The new 28 percent rate is only our income tax payment. We also contribute payroll taxes, Social Security taxes, property taxes, sales taxes, gasoline taxes, excise taxes and more. Our total tax payments in 2018 will be a very large number. We are proud of the tax contribution that we make.
Here is a recent example: At Christmas, we paid a bonus netting each employee $150. Paying $73,000 in bonuses actually cost Hancock Lumber $126,000, including taxes. Employees got 53 percent of that total payout and government got 42 percent.
I don’t know when tax policy morphed into a debate about who “cares” more about the world around them. Everyone cares about others. That’s what it means to be human.
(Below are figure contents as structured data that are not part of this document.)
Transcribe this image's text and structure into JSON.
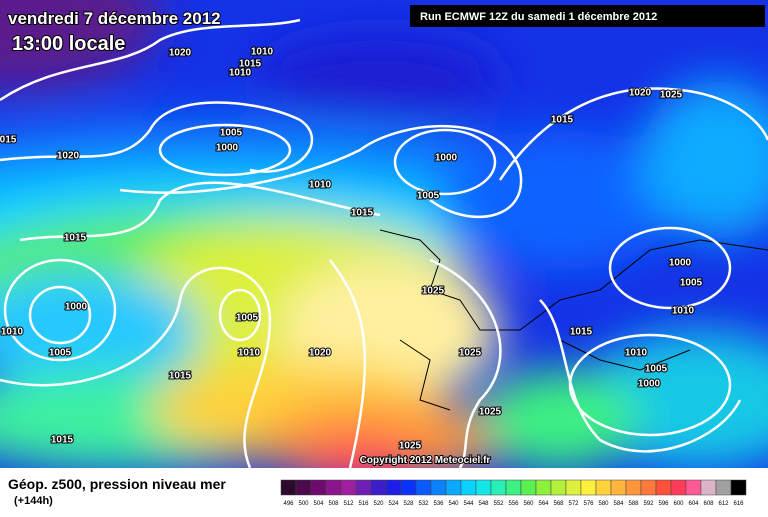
{
  "header": {
    "date": "vendredi 7 décembre 2012",
    "time": "13:00 locale",
    "run": "Run ECMWF 12Z du samedi 1 décembre 2012",
    "copyright": "Copyright 2012 Meteociel.fr"
  },
  "isobar_labels": [
    "1020",
    "1010",
    "1015",
    "1010",
    "015",
    "1020",
    "1005",
    "1000",
    "1010",
    "1015",
    "1000",
    "1005",
    "1020",
    "1025",
    "1015",
    "1015",
    "1000",
    "1010",
    "1005",
    "1005",
    "1010",
    "1020",
    "1015",
    "1015",
    "1025",
    "1025",
    "1025",
    "1025",
    "1015",
    "1000",
    "1005",
    "1010",
    "1010",
    "1005",
    "1000"
  ],
  "legend": {
    "title": "Géop. z500, pression niveau mer",
    "lead": "(+144h)",
    "values": [
      496,
      500,
      504,
      508,
      512,
      516,
      520,
      524,
      528,
      532,
      536,
      540,
      544,
      548,
      552,
      556,
      560,
      564,
      568,
      572,
      576,
      580,
      584,
      588,
      592,
      596,
      600,
      604,
      608,
      612,
      616
    ],
    "colors": [
      "#2d0a2d",
      "#4b0a4b",
      "#6e0a6e",
      "#8c148c",
      "#a01ea0",
      "#6e1eb4",
      "#3c1ec8",
      "#1e1ee6",
      "#0a32ff",
      "#0a5aff",
      "#0a82ff",
      "#0aaaff",
      "#0ad2ff",
      "#14e6e6",
      "#28f0b4",
      "#3cf082",
      "#5af050",
      "#8cf03c",
      "#b4f03c",
      "#dcf03c",
      "#fff03c",
      "#ffd23c",
      "#ffb43c",
      "#ff963c",
      "#ff783c",
      "#ff503c",
      "#ff3c5a",
      "#ff5a96",
      "#dcb4c8",
      "#a0a0a0",
      "#000000"
    ]
  }
}
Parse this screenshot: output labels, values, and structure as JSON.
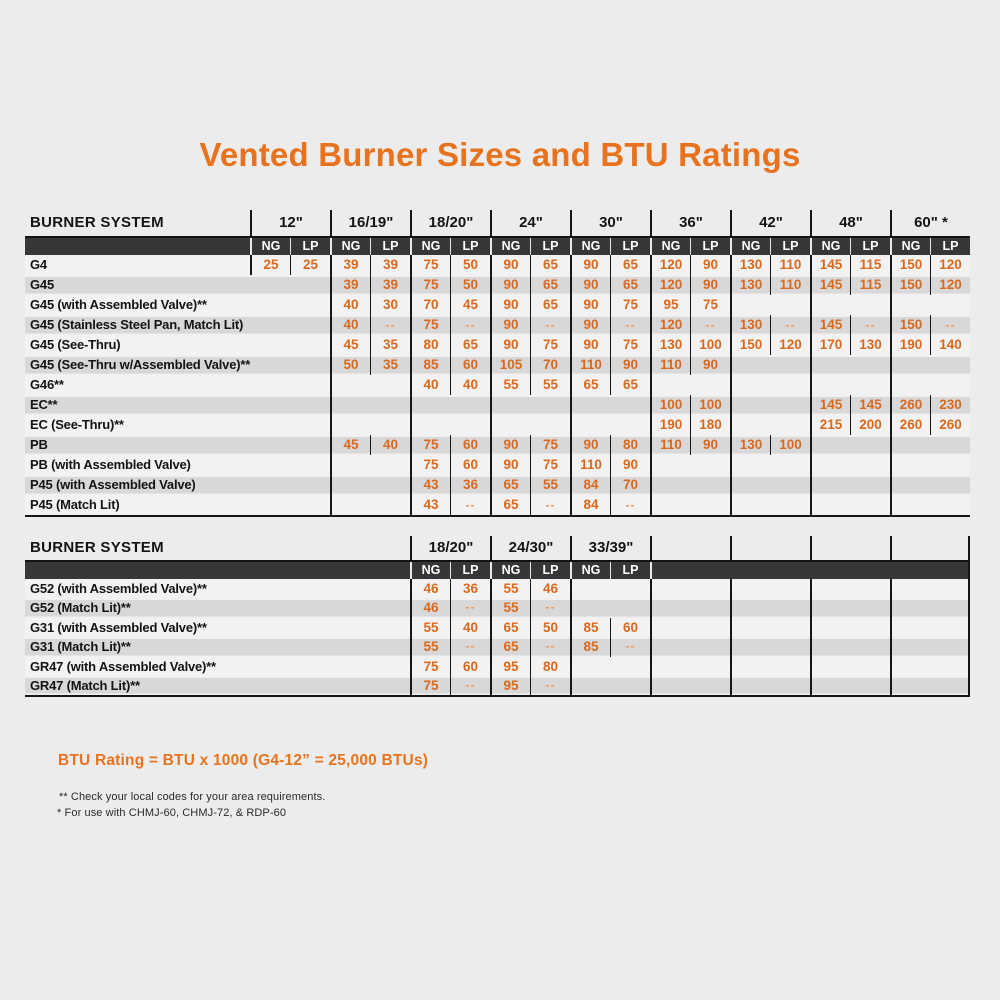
{
  "page": {
    "title": "Vented Burner Sizes and BTU Ratings"
  },
  "colors": {
    "accent_orange": "#e8731f",
    "value_orange": "#d9691f",
    "dash_orange": "#e59a60",
    "header_strip": "#373737",
    "row_light": "#f2f2f2",
    "row_band": "#d8d8d8",
    "line_black": "#161616",
    "page_background": "#ececec"
  },
  "table1": {
    "header_label": "BURNER SYSTEM",
    "gas_labels": [
      "NG",
      "LP"
    ],
    "sizes": [
      "12\"",
      "16/19\"",
      "18/20\"",
      "24\"",
      "30\"",
      "36\"",
      "42\"",
      "48\"",
      "60\" *"
    ],
    "rows": [
      {
        "name": "G4",
        "cells": [
          [
            25,
            25
          ],
          [
            39,
            39
          ],
          [
            75,
            50
          ],
          [
            90,
            65
          ],
          [
            90,
            65
          ],
          [
            120,
            90
          ],
          [
            130,
            110
          ],
          [
            145,
            115
          ],
          [
            150,
            120
          ]
        ]
      },
      {
        "name": "G45",
        "cells": [
          null,
          [
            39,
            39
          ],
          [
            75,
            50
          ],
          [
            90,
            65
          ],
          [
            90,
            65
          ],
          [
            120,
            90
          ],
          [
            130,
            110
          ],
          [
            145,
            115
          ],
          [
            150,
            120
          ]
        ]
      },
      {
        "name": "G45 (with Assembled Valve)**",
        "cells": [
          null,
          [
            40,
            30
          ],
          [
            70,
            45
          ],
          [
            90,
            65
          ],
          [
            90,
            75
          ],
          [
            95,
            75
          ],
          null,
          null,
          null
        ]
      },
      {
        "name": "G45 (Stainless Steel Pan, Match Lit)",
        "cells": [
          null,
          [
            40,
            "--"
          ],
          [
            75,
            "--"
          ],
          [
            90,
            "--"
          ],
          [
            90,
            "--"
          ],
          [
            120,
            "--"
          ],
          [
            130,
            "--"
          ],
          [
            145,
            "--"
          ],
          [
            150,
            "--"
          ]
        ]
      },
      {
        "name": "G45 (See-Thru)",
        "cells": [
          null,
          [
            45,
            35
          ],
          [
            80,
            65
          ],
          [
            90,
            75
          ],
          [
            90,
            75
          ],
          [
            130,
            100
          ],
          [
            150,
            120
          ],
          [
            170,
            130
          ],
          [
            190,
            140
          ]
        ]
      },
      {
        "name": "G45 (See-Thru w/Assembled Valve)**",
        "cells": [
          null,
          [
            50,
            35
          ],
          [
            85,
            60
          ],
          [
            105,
            70
          ],
          [
            110,
            90
          ],
          [
            110,
            90
          ],
          null,
          null,
          null
        ]
      },
      {
        "name": "G46**",
        "cells": [
          null,
          null,
          [
            40,
            40
          ],
          [
            55,
            55
          ],
          [
            65,
            65
          ],
          null,
          null,
          null,
          null
        ]
      },
      {
        "name": "EC**",
        "cells": [
          null,
          null,
          null,
          null,
          null,
          [
            100,
            100
          ],
          null,
          [
            145,
            145
          ],
          [
            260,
            230
          ]
        ]
      },
      {
        "name": "EC (See-Thru)**",
        "cells": [
          null,
          null,
          null,
          null,
          null,
          [
            190,
            180
          ],
          null,
          [
            215,
            200
          ],
          [
            260,
            260
          ]
        ]
      },
      {
        "name": "PB",
        "cells": [
          null,
          [
            45,
            40
          ],
          [
            75,
            60
          ],
          [
            90,
            75
          ],
          [
            90,
            80
          ],
          [
            110,
            90
          ],
          [
            130,
            100
          ],
          null,
          null
        ]
      },
      {
        "name": "PB (with Assembled Valve)",
        "cells": [
          null,
          null,
          [
            75,
            60
          ],
          [
            90,
            75
          ],
          [
            110,
            90
          ],
          null,
          null,
          null,
          null
        ]
      },
      {
        "name": "P45 (with Assembled Valve)",
        "cells": [
          null,
          null,
          [
            43,
            36
          ],
          [
            65,
            55
          ],
          [
            84,
            70
          ],
          null,
          null,
          null,
          null
        ]
      },
      {
        "name": "P45 (Match Lit)",
        "cells": [
          null,
          null,
          [
            43,
            "--"
          ],
          [
            65,
            "--"
          ],
          [
            84,
            "--"
          ],
          null,
          null,
          null,
          null
        ]
      }
    ]
  },
  "table2": {
    "header_label": "BURNER SYSTEM",
    "gas_labels": [
      "NG",
      "LP"
    ],
    "sizes": [
      "18/20\"",
      "24/30\"",
      "33/39\"",
      "",
      "",
      "",
      ""
    ],
    "rows": [
      {
        "name": "G52 (with Assembled Valve)**",
        "cells": [
          [
            46,
            36
          ],
          [
            55,
            46
          ],
          null,
          null,
          null,
          null,
          null
        ]
      },
      {
        "name": "G52 (Match Lit)**",
        "cells": [
          [
            46,
            "--"
          ],
          [
            55,
            "--"
          ],
          null,
          null,
          null,
          null,
          null
        ]
      },
      {
        "name": "G31 (with Assembled Valve)**",
        "cells": [
          [
            55,
            40
          ],
          [
            65,
            50
          ],
          [
            85,
            60
          ],
          null,
          null,
          null,
          null
        ]
      },
      {
        "name": "G31 (Match Lit)**",
        "cells": [
          [
            55,
            "--"
          ],
          [
            65,
            "--"
          ],
          [
            85,
            "--"
          ],
          null,
          null,
          null,
          null
        ]
      },
      {
        "name": "GR47 (with Assembled Valve)**",
        "cells": [
          [
            75,
            60
          ],
          [
            95,
            80
          ],
          null,
          null,
          null,
          null,
          null
        ]
      },
      {
        "name": "GR47 (Match Lit)**",
        "cells": [
          [
            75,
            "--"
          ],
          [
            95,
            "--"
          ],
          null,
          null,
          null,
          null,
          null
        ]
      }
    ]
  },
  "footer": {
    "btu_note": "BTU Rating = BTU x 1000 (G4-12” = 25,000 BTUs)",
    "footnote_double": "** Check your local codes for your area requirements.",
    "footnote_single": "* For use with CHMJ-60, CHMJ-72, & RDP-60"
  }
}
I personally think government (in normal times) should not set tax rates based on what it would like to spend, but rather on what is reasonable to collect. I also think humanity is irresistibly progressing toward smaller, central bureaucracies as more and more people actualize the power to lead that lives within us all. Thoughtfully shrinking the center of organizations (companies and governments alike) actually deepens human engagement, accelerates creative diversity and expands opportunities for personal growth. But this represents a big change in thinking for governments that have always only aspired to grow bigger and expand their influence.
Businesses are not selfish for believing in their social value. I watched a bit of “A Christmas Carol” over the holidays and wondered if Scrooge, that 19th-century curmudgeonly portrait of free enterprise, still held any sway in the public eye. Corporate America is not some abstract entity, nor is it Wall Street or the Netflix series “Billions.” It’s Main Street; it’s actual people you know and companies you engage regularly.
Money retained and reinvested locally is good, and a 28 percent cumulative corporate tax rate is a big number (still above the global average). Government is important, but so too is free enterprise. Everyone cares about the world around them.
Kevin Hancock is CEO of Hancock Lumber.